ユース五輪で優勝し、「パリ五輪の金メダル候補」と言われていたが…
――その後、17歳のときに、2018年に行われた世界ユースブレイキン選手権の女子の部で優勝、そして同年のユースオリンピックでは、女子ブレイキンと混合団体の両方で金メダルを獲得しました。目指していた世界が現実のものとなったときの心境はどうでしたか?
RAM 世界的チームで練習していて、自分より圧倒的に上手な人を毎日見ているからか、今も昔も「世界に辿り着いた」とか「うまくなった」と思ったことがなくって。
「この人が同じ大会に出ていたら、優勝できなかったかもしれない」という人が、日本国内だけでも大勢いるんですよ。昔はそれで落ち込むこともありましたが、今は「私も見習ってもっと頑張らなきゃな」とモチベーションになっています。
――2024年パリオリンピックの競技種目へのブレイキン採用が検討され、「ブレイキンの競技入りが決まったら、金メダル候補のひとりだ」と言われていたのもこの頃ですよね。
RAM そうですね。
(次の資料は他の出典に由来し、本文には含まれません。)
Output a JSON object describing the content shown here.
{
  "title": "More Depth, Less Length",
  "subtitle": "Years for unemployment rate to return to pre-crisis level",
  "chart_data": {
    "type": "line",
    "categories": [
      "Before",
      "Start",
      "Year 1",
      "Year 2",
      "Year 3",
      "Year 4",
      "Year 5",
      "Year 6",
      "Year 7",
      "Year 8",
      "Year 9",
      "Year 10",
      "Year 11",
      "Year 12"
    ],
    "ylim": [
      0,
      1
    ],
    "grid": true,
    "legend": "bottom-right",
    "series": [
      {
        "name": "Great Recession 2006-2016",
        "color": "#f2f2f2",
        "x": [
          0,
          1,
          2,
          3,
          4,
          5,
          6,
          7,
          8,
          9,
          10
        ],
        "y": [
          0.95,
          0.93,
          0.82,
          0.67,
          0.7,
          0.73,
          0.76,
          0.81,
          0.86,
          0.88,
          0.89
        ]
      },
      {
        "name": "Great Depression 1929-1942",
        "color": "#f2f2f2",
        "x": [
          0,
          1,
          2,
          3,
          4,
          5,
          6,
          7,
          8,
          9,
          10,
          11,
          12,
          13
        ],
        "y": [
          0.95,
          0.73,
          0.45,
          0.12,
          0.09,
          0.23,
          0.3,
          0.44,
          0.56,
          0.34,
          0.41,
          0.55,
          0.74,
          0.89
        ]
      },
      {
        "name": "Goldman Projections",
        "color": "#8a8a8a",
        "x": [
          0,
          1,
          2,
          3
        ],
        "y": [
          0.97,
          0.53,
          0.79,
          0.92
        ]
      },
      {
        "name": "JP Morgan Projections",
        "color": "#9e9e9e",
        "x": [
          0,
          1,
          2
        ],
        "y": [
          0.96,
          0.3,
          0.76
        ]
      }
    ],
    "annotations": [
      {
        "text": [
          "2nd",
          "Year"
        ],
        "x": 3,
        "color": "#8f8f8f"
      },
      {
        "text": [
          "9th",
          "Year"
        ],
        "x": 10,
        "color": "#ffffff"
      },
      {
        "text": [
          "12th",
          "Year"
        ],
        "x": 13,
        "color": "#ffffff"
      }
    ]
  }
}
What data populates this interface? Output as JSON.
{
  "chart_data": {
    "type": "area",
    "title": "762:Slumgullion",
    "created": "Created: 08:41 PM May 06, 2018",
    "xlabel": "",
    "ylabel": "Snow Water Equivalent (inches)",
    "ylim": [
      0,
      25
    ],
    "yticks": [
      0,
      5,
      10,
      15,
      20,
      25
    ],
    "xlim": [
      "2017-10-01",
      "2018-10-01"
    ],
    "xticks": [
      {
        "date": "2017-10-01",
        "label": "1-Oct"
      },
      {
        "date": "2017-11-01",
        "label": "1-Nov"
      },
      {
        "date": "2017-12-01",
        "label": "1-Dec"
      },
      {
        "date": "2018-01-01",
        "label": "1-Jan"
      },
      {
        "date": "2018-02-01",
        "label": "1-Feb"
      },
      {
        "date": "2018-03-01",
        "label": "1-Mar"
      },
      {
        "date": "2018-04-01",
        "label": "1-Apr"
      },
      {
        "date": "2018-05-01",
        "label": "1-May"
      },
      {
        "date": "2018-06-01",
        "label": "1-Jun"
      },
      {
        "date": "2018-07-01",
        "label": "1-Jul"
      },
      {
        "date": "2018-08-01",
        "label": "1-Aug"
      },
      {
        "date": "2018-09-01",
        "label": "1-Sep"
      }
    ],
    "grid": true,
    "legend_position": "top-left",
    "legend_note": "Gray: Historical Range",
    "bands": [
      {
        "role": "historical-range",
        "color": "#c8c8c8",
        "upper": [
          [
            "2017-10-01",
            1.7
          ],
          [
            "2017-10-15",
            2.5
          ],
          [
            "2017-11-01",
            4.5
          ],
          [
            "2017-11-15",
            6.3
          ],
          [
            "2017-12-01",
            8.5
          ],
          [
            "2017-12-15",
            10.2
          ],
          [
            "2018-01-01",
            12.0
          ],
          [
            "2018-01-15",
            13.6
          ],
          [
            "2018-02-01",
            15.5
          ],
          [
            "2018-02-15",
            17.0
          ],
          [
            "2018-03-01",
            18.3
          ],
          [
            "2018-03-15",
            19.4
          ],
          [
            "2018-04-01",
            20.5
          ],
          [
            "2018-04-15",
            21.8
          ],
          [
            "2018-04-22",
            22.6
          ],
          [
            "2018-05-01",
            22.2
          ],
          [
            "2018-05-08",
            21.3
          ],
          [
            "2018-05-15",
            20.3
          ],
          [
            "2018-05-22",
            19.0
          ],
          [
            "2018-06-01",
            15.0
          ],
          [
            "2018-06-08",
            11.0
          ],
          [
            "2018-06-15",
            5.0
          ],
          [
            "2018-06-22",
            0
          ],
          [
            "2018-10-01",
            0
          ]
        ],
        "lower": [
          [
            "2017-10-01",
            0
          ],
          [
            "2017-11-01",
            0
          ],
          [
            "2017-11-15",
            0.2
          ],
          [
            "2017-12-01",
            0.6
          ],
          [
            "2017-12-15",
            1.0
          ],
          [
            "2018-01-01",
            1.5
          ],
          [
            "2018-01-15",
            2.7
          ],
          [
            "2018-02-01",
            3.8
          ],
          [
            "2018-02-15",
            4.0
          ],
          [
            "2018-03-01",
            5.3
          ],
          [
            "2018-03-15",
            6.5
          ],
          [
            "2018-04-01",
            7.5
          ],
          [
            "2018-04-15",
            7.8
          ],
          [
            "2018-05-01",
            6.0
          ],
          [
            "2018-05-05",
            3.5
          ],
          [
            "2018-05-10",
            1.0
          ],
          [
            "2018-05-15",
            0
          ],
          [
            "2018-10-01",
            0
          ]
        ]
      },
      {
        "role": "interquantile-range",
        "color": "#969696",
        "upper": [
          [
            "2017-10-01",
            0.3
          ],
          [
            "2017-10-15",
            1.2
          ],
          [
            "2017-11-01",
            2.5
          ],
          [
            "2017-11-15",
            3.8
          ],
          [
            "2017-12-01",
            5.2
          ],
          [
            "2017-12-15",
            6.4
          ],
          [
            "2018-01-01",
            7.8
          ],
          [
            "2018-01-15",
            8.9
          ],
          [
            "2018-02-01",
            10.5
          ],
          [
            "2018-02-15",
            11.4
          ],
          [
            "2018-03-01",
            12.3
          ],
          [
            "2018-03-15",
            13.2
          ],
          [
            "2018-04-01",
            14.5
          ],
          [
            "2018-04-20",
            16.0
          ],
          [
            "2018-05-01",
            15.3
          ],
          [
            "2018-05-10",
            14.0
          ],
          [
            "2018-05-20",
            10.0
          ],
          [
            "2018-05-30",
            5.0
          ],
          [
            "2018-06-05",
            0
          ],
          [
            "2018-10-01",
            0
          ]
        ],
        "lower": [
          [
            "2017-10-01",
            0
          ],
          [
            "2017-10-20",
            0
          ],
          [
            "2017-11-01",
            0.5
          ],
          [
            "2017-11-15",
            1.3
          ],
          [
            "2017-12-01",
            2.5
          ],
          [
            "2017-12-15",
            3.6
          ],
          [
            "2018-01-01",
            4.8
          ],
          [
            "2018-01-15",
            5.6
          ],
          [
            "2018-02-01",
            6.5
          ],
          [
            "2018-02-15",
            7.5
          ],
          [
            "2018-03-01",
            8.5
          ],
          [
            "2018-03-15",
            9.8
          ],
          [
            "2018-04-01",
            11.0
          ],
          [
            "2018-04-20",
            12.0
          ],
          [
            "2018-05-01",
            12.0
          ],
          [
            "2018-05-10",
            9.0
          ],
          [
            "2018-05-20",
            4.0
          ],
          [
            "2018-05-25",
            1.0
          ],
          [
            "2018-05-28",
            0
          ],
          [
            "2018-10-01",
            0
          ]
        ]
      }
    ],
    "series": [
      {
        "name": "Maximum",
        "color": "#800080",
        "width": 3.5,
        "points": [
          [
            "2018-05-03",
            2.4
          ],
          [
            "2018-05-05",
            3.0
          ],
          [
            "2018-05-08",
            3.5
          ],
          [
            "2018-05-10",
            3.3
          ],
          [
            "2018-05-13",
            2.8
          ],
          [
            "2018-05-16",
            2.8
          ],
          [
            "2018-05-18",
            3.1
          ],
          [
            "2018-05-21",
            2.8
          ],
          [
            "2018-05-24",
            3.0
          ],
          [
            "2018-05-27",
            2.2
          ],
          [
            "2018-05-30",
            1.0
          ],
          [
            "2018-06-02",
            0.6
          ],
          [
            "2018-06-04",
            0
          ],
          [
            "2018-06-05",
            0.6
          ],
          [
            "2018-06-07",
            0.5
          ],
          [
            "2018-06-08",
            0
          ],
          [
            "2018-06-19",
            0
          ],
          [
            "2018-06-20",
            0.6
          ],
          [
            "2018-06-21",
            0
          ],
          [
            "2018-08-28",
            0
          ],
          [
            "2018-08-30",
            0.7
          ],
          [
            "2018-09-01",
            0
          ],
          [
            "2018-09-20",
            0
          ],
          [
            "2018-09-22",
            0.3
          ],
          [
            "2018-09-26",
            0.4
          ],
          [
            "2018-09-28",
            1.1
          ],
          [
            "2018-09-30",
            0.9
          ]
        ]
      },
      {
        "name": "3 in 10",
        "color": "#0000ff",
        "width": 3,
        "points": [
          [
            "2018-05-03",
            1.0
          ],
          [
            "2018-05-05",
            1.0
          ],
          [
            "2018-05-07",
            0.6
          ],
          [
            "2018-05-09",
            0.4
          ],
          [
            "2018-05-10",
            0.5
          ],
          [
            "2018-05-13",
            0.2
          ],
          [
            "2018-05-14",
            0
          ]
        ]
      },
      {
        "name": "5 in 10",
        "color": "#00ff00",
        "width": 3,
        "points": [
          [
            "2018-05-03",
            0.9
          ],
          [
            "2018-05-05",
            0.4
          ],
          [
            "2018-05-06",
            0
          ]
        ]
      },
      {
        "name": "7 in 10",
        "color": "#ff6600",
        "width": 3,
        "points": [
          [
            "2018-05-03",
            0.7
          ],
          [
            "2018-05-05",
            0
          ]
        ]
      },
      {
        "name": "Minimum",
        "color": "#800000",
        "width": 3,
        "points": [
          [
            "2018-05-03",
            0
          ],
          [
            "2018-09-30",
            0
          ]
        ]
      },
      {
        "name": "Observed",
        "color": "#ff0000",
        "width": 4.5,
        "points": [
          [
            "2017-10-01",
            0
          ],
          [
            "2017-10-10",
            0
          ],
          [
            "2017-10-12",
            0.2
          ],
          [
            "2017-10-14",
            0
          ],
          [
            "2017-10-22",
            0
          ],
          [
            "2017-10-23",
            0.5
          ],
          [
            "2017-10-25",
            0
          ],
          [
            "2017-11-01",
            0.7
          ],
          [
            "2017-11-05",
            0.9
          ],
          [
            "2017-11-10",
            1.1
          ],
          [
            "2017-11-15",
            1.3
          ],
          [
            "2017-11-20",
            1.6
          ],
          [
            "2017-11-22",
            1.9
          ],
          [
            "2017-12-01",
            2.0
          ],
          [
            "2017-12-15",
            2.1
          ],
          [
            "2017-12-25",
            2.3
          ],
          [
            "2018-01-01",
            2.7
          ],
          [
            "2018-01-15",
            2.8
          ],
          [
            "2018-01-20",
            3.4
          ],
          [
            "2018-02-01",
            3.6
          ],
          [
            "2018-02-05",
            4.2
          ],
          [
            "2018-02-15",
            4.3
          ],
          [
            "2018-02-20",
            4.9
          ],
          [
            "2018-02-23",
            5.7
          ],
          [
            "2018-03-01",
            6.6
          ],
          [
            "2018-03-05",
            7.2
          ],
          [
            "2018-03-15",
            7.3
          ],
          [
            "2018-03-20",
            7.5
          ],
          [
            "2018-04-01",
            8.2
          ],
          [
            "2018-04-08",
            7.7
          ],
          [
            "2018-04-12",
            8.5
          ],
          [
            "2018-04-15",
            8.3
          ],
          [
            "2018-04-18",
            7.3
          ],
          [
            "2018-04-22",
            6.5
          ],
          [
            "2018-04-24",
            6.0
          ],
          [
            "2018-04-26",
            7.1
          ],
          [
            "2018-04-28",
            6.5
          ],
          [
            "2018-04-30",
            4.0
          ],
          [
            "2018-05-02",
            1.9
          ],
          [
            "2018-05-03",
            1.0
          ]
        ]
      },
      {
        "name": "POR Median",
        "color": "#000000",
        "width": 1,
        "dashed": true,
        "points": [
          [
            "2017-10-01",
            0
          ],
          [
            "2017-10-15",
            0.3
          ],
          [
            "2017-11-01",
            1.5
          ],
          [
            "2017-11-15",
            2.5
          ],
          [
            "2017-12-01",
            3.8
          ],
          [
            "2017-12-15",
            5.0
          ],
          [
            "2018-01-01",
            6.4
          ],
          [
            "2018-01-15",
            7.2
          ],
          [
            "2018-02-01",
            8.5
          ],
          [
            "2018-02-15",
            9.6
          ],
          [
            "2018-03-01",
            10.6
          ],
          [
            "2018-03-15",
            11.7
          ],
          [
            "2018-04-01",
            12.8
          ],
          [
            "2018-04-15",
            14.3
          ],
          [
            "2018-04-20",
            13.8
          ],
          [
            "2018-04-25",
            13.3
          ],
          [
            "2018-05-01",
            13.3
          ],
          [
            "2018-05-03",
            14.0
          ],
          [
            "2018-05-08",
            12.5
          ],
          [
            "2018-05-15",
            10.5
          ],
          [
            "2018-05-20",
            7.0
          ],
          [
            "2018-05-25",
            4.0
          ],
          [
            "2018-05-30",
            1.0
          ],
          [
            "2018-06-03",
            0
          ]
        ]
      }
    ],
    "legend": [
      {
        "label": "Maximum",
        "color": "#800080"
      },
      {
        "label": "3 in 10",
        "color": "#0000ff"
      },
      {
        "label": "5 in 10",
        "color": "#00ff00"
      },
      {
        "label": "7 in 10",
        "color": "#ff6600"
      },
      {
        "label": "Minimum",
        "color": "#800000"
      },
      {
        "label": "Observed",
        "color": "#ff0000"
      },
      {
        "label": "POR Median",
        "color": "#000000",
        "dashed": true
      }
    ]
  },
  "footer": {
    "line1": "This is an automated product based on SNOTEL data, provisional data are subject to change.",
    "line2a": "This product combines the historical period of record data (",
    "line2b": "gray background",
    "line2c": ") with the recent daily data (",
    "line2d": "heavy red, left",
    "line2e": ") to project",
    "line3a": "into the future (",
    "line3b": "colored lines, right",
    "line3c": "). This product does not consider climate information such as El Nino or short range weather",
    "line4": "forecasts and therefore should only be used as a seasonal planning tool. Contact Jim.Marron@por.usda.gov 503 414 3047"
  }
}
結果として日本代表にはなれずに悔しい思いはしたのですが、今は「この悔しさを次につなげていかないとな」と思っています。
代表選考レースをしていた期間は悪循環が続いていた
――オリンピック代表落選に対する率直な思いを聞かせていただけますか。
RAM 代表選考レースをしていた期間は、怪我をしてしまったり、メンタル的にも不安定だったりして、いろんな意味で“それどころじゃなかった”んですよね。
やるからには勝ちたい、世界を目指したいという気持ちはもちろんありました。ユースの大会で優勝したことで、応援してくれる人も増えている。友人や家族も支えてくれている。だからこそ頑張らなきゃ、もっと練習しなきゃって空回りしていたというか。「どうしたら失敗しないか」「どうしたら評価されるか」ばかり考えて、ブレイキンを楽しめなくなっていったんです。
楽しくないから、自分の踊りに納得できない。そうすると、「本当にこれでいいのかな」って不安が積み重なって、本番でうまくリズムに乗れなかったり、練習では絶対しないようなミスをしてしまったり。そうするとさらに自分のダンスに自信がなくなる。そんな悪循環が続いていた時期でした。